Un milieu "particulièrement machiste et sexiste"

Féminisation, mais… Il y a encore dix ans, les femmes étaient minoritaires dans la profession. Aujourd'hui, 54% des avocats sont des avocates. Sur les bancs de la fac de droit, elles représentent même 7 élèves sur 10. Malgré cette évolution, "le milieu, dans son ADN, reste particulièrement machiste et sexiste", observe Emmanuelle. "On vous apprend dès que vous prêtez serment que ce n'est pas vraiment une profession faite pour les femmes, parce qu'il faut faire des gros horaires et que les femmes doivent s'occuper des enfants…", relate-t-elle notamment. Les postes à responsabilité restent ainsi globalement l'apanage des hommes : le métier compte 60% de collaboratrices, contre seulement 24,5% d'associées. Pire, les femmes touchent en moyenne 50% de moins que leurs homologues masculins, là où l'écart dans l'ensemble de la société française se situe autour de 25%.

" On s'est rendu compte, rien qu'en faisant le tour de nos bureaux, que chaque femme avait une histoire à raconter "

"Un climat extrêmement libidineux". Autant de plafonds de verre à briser, autant de facteurs de vulnérabilité pour les femmes qui ont choisi de faire ce métier. Au sein des cabinets, nombreuses décrivent ainsi "un climat extrêmement libidineux". "On s'est rendu compte, rien qu'en faisant le tour de nos bureaux, que chaque femme avait une histoire à raconter, et pas qu'une", souligne encore Emmanuelle. L'image tranche net avec la probité que sont censés représenter les hommes de loi. "On est très hypocrite là-dessus. On prête un serment d'humanité qui est absolument magnifique, et on en est très loin dans nos pratiques au quotidien", regrette, amère, Aminata Niakaté, présidente de la commission Égalité au Conseil national des barreaux (CNB).

L'affaire la plus retentissante concerne sans doute Sidney Amiel, ancien poids lourd du barreau de Chartres, condamné en juin 2017 à dix ans d'emprisonnement pour un viol et plusieurs agressions sexuelles ou tentatives, notamment envers une collaboratrice et une secrétaire.

La peur des représailles

"Le principal ennemi, c'est l'omerta". Mais, paradoxalement, le service SOS Collaborateurs, créé en 2000 pour défendre les avocats en cas de litige avec leur cabinet, n'est que très peu saisi de faits de violences sexuelles ou de harcèlement. "Le principal ennemi à combattre, c'est l'omerta", souligne à ce propos Aminata Niakaté. "Le peu de plaintes qu'il y a proviennent de femmes qui se sont sacrifiées, qui savent que de toute façon, elles vont perdre leur collaboration, voire qu'elles vont quitter la profession", éclaire l'avocate, spécialisée en droit des sociétés.

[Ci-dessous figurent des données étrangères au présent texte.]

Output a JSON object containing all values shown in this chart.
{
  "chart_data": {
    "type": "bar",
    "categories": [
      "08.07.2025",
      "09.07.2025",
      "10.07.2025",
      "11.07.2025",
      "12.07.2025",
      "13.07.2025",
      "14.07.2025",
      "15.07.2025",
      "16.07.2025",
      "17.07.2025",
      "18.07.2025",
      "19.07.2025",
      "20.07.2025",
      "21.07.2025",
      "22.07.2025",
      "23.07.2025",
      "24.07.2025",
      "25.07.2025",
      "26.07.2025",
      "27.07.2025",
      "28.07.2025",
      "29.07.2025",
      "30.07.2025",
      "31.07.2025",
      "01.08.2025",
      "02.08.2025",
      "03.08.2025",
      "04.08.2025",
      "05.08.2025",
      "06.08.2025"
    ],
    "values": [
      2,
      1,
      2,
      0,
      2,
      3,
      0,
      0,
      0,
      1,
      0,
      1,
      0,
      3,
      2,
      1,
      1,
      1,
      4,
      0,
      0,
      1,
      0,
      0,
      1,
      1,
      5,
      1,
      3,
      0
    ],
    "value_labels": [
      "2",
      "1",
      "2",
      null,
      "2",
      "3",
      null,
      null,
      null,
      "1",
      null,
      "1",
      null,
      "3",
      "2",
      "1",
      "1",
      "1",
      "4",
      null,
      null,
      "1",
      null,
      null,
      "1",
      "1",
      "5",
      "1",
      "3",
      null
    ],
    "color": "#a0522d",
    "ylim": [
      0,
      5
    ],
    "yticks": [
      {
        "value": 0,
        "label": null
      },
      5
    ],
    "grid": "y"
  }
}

Pas de droit du travail. Le milieu est-il beaucoup plus touché qu'un autre en matière de harcèlement sexuel ? Difficile de comparer, en l'absence de chiffres. Reste que le mode d'exercice même du métier crée une certaine vulnérabilité pour les femmes. En tant que profession libérale, le droit du travail ne s'y applique pas, alors que la loi Rebsamen en 2015, puis la loi El Khomri, en 2016, ont mis l'accent sur la nécessité de protéger les salariés des agissements sexistes au sein de l'entreprise. Chez les avocats, le contrat de collaboration peut en outre être rompu du jour au lendemain, sans motivation particulière.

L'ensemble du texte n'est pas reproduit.